La dichiarazione data dal Presidente Trump “stiamo facendo tanti soldi” durante la visita del Primo ministro Italiano Giorgia Meloni, reca con se qualcosa di semplicistico.
Quando si impongono tasse ed imposte, che siano fisse o in misura percentuale, occorre sempre capire chi subirà le conseguenze di tali imposizioni. Il dazio, di per se, è una tassa che colpisce le merci ed i servizi in entrata sul territorio statunitense; “trillion dollars”. E allora la domanda è: chi paga i trillion dollars? E chi li incassa?
Chi li incassa è sicuramente l’apparato della Pubblica Amministrazione che vede nel corso dell’ultimo anno diminuire la sua mole ma che resta comunque alta. Infatti la spesa fiscale negli Stati Uniti è diminuita a 528165 milioni di dollari USA a marzo rispetto a 603.441 milioni di dollari USA a febbraio del 2025. La spesa fiscale negli Stati Uniti ha mediato 147.083,75 milioni di USD dal 1954 al 2025, raggiungendo un massimo storico di 1.104.903,00 milioni di USD nel giugno 2020 e un minimo storico di 3.842,00 milioni di USD nel novembre 1954.
Chi le incasserà non saranno certamente i cittadini americani nel senso che non verrà versato sul loro conto neanche un centesimo di dollaro.
Non possiamo neanche sapere se, grazie i trillion dollars, i cittadini americani pagheranno meno tasse.
Quello che sappiamo, e ce lo spiega la micro e macro economia, è quello che accade ed accadrà alla domanda ed all’offerta dei beni gravati dai nuovi dazi.

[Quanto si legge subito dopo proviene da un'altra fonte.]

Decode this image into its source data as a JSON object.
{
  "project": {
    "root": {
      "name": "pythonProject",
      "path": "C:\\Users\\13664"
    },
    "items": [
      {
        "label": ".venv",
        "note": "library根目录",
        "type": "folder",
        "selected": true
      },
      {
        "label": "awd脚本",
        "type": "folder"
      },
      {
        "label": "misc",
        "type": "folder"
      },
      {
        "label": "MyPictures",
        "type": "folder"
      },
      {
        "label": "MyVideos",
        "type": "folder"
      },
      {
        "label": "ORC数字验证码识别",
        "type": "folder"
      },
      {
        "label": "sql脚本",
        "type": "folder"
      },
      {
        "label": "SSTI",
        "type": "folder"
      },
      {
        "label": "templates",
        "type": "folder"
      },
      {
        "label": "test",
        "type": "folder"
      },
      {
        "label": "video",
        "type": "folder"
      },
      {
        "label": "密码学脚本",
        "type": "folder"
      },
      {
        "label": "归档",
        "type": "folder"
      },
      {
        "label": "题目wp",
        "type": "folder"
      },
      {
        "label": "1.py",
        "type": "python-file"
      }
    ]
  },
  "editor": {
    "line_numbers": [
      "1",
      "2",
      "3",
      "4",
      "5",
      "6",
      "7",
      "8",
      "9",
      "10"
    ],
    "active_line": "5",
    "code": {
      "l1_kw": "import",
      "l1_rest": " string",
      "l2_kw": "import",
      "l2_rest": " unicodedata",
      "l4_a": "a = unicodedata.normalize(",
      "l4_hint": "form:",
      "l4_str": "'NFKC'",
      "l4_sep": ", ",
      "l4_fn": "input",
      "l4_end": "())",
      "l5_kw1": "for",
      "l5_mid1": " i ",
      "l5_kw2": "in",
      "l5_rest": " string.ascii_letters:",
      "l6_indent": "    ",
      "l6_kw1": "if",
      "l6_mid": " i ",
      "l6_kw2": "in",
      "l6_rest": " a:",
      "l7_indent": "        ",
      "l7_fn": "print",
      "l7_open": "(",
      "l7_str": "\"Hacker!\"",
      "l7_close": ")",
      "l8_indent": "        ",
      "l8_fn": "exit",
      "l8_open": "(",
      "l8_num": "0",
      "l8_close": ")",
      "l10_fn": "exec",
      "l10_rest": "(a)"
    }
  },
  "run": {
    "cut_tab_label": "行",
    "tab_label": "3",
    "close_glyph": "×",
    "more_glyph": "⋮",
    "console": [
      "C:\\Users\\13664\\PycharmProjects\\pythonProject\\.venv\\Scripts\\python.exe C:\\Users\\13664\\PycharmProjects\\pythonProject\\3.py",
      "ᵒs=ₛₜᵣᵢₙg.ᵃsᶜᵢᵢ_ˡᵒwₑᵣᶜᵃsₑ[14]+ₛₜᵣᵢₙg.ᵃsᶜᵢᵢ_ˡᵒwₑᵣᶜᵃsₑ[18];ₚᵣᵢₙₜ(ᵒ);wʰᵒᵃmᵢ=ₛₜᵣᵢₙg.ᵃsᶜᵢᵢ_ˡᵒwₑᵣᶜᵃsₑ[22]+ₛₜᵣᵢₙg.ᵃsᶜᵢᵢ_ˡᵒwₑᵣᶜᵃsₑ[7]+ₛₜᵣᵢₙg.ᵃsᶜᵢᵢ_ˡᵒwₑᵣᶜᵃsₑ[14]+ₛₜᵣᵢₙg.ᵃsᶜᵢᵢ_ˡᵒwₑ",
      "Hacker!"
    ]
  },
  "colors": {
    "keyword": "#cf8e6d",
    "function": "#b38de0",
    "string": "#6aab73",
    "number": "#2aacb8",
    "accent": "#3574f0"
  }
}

Essi non colpiranno nella stessa misura tutti i beni soggetti al nuovo gravame ma a seconda della rigidità o elasticità della relazione tra domanda ed offerta di quel bene. Se il consumatore statunitense non può fare a meno di acquistare il bene importato, il dazio ricadrà sulle proprie finanze, in assenza di un surrogato di quel bene; l’esportatore d’oltre oceano non vedrà diminuire la produzione e di conseguenza il proprio reddito. In caso contrario accade l’opposto.

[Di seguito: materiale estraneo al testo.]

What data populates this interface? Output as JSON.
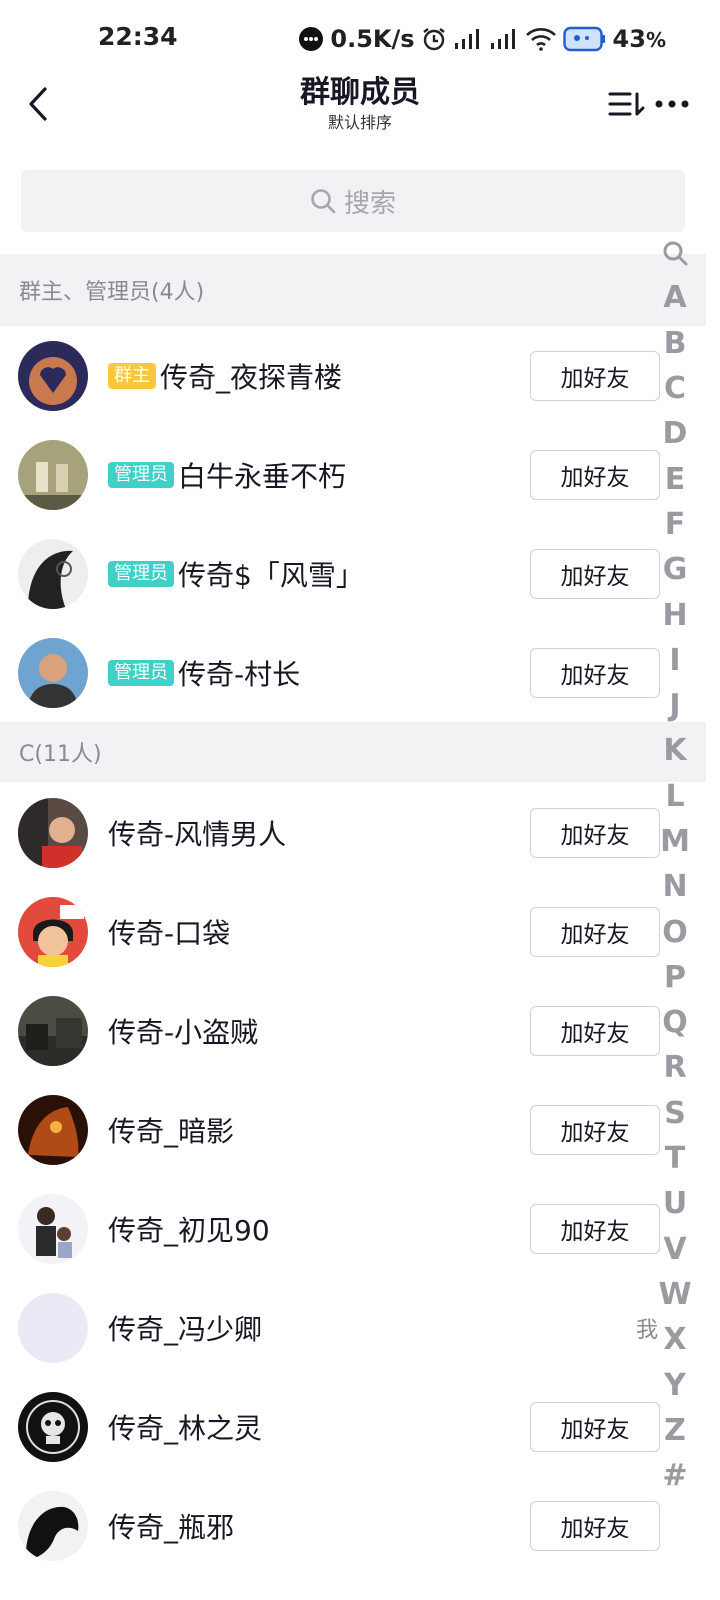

Cosa accadrebbe dalle parti nostre? La legge che regola la questione è la stessa. Le cose che importiamo dagli Stati Uniti sono il gas ed il petrolio (domanda incrementata dallo scoppio della guerra in Ucraina), materie prime che incidono sul costo di produzione dei nostri beni, beni che esportiamo. Se esportassimo solo beni a domanda rigida, l’applicazione di un dazio ricadrebbe sempre e solo sul consumatore americano ma sappiamo che con il petrolio produciamo tanti beni per consumo interno e non solo quelli che esportiamo. Assisteremmo ad un generale aumento dei prezzi italici.
Quindi, nonostante si sentano urla da più parti che vogliono l’applicazione di contro-dazi, la via della trattativa resta la migliore possibile. Anche a livello di politica interna la scelta della trattiva resta la migliore attuabile perché, in caso contrario, assisteremmo ad un aumento generale dei prezzi al consumo a discapito soprattutto delle fasce deboli.